Paul Watermeyer, a qualified horticulturalist from Paul Watermeyer Landscapes, was also on hand to lend his expertise and advice to the enthusiastic gardeners. With his guidance and support, students were encouraged to try their hand at planting strawberries, alpine plants and rosemary. One student said that working outside ‘was better than being at the gym’.
Paul commented: "The children showed a natural talent for gardening and interest in developing an Eco garden, it was a pleasure to work with students and staff who are so committed to preserving and developing their environment."
The school was also fortunate enough to have the support of Mr and Mrs Long, parents of students at the school, and owners of a local plant nursery, who donated enough plants to fill a sizeable border to attract butterflies and associated wildlife to the garden.

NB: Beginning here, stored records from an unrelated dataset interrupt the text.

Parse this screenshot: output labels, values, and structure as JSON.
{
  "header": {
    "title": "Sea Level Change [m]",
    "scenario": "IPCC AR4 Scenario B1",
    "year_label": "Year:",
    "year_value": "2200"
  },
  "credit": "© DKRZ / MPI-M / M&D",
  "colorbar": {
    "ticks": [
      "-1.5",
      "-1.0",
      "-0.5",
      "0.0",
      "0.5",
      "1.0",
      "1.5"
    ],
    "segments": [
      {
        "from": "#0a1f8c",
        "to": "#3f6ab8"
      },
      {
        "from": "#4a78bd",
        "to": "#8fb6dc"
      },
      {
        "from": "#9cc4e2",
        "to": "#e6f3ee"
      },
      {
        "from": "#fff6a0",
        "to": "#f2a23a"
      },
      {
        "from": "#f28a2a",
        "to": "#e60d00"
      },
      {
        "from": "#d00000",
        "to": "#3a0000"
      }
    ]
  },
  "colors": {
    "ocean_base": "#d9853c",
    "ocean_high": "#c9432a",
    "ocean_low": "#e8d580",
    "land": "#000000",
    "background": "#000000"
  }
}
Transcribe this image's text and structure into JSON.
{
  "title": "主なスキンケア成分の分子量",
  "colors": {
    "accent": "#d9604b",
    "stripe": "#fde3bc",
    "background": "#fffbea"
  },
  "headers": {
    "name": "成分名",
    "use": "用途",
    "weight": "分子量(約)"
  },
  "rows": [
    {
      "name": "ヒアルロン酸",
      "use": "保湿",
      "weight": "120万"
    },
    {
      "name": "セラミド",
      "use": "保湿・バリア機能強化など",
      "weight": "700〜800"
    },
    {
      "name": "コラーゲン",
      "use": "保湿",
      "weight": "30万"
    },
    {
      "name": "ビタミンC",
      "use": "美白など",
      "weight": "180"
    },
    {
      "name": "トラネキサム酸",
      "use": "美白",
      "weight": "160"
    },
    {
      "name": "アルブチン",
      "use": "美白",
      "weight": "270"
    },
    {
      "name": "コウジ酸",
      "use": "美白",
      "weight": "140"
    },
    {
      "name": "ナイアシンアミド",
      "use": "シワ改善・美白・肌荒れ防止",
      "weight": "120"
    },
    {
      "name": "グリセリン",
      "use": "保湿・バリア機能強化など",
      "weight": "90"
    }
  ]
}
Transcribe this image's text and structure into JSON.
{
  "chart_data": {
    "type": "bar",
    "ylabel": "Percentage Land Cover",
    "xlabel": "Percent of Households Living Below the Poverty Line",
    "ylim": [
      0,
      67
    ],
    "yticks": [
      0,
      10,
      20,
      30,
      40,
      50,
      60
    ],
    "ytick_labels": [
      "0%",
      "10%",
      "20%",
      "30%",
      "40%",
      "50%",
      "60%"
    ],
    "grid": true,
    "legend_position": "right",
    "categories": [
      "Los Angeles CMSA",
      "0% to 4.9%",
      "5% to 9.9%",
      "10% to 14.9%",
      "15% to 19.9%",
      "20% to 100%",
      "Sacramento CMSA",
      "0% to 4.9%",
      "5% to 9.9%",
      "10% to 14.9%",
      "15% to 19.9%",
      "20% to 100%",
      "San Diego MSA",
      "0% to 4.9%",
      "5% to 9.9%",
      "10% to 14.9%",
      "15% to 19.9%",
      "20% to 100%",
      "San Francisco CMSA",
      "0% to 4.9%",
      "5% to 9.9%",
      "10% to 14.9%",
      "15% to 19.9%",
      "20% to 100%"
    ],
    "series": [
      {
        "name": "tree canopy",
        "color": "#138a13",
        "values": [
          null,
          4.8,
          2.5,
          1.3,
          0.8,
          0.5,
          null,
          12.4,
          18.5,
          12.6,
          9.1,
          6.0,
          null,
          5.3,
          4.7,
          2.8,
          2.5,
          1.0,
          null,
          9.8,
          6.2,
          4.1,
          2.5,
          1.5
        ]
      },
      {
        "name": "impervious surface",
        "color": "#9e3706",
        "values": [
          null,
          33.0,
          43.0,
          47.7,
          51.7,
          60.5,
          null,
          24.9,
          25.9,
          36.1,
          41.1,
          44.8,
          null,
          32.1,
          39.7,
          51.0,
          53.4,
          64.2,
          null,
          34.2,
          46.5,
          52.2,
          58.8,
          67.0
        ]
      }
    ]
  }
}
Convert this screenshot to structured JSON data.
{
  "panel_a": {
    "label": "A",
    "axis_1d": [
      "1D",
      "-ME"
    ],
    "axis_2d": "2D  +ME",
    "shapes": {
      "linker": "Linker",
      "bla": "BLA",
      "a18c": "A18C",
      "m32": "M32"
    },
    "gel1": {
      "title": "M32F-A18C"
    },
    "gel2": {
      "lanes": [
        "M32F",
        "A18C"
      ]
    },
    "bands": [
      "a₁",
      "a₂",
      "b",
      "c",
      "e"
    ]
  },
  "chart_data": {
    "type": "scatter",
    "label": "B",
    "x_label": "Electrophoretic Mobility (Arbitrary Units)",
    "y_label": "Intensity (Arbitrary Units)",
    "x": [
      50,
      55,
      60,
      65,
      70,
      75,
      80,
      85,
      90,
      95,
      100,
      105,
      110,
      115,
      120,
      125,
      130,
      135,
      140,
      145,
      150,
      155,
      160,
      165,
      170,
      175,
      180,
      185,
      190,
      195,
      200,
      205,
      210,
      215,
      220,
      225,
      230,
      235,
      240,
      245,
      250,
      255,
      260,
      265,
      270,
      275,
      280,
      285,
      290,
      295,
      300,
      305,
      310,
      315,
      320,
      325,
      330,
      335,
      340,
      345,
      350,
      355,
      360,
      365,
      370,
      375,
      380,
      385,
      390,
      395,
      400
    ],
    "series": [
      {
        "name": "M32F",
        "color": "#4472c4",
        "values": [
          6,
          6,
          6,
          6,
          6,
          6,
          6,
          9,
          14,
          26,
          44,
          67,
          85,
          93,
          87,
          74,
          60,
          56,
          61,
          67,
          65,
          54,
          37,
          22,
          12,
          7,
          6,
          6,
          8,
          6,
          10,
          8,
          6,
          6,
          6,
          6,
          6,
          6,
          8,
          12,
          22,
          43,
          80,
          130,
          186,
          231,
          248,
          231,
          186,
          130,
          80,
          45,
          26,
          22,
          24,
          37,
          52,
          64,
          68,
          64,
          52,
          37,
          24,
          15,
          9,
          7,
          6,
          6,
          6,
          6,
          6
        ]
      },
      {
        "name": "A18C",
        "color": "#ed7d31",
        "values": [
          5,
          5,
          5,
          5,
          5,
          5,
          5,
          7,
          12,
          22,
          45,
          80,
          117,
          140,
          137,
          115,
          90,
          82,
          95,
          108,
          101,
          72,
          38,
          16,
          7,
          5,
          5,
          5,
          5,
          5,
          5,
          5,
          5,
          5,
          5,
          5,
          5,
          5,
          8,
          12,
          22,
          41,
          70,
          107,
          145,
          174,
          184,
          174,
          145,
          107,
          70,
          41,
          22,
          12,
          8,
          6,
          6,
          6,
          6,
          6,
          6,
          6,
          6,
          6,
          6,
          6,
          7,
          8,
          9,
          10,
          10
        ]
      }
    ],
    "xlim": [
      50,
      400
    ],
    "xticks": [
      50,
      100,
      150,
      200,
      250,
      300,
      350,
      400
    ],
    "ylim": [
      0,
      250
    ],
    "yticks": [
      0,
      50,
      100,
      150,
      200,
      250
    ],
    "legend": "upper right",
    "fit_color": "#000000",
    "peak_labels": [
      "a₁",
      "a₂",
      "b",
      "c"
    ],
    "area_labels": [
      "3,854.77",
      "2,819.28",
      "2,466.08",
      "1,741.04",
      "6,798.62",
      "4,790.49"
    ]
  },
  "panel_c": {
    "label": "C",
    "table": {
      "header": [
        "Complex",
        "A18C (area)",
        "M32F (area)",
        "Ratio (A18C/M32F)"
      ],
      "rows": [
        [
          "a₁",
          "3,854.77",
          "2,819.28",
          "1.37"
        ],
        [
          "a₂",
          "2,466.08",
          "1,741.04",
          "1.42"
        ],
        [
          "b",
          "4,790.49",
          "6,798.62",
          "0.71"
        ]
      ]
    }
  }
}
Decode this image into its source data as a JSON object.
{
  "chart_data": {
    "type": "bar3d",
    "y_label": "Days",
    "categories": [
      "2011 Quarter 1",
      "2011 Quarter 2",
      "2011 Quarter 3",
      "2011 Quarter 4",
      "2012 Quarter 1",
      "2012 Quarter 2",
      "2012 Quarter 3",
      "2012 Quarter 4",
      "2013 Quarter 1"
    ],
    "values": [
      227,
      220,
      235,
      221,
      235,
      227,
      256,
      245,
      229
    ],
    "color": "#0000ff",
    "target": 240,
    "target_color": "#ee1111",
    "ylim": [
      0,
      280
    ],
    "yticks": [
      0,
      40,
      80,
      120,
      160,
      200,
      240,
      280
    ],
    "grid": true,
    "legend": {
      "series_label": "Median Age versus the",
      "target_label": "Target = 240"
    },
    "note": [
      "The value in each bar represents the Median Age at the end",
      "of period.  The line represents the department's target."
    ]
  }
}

Mrs Ashbee-Dobbins and Mrs Harper, teachers at the school, were both thrilled by the efforts made by the students, and how proud they should be of their individual and group efforts. They were also very grateful for all those who had given their time and efforts in this venture. Special thanks to Paul Watermeyer and Mr and Mrs Long for their ongoing support and generosity.
Mrs Harper added that: "It is thanks to the generosity of people like Paul and the Longs, who provide their time and resources for free, that make the project all the more worthwhile. The students have been able to work with a professionally trained gardener and try something they may not have done before. Mr and Mrs Long’s kind donation of plants from their nursery means that the butterfly garden can be started sooner than anticipated."
Mrs Ashbee-Dobbins, Eco-Schools Coordinator at the school, said: "I’m thrilled that the students have done such an awesome job of starting off our garden. The funding for our first plants came from HSBC and the Royal Bath and West show, where we were the finalists for Wiltshire in the Youth Environment Awards last June. Thanks to the planning and dedication of the Eco-Council of the school and the excellent plans submitted to the Royal Bath and West last year, the students have started a garden which will help build cross-curricular and community links for years to come."
Work in the garden is ongoing. The area will continue to be developed over time, with, for example, areas for sculpture, vegetable growing and native wildlife. The school would welcome support and advice from any company and/or organisation that could help with the garden and its future development.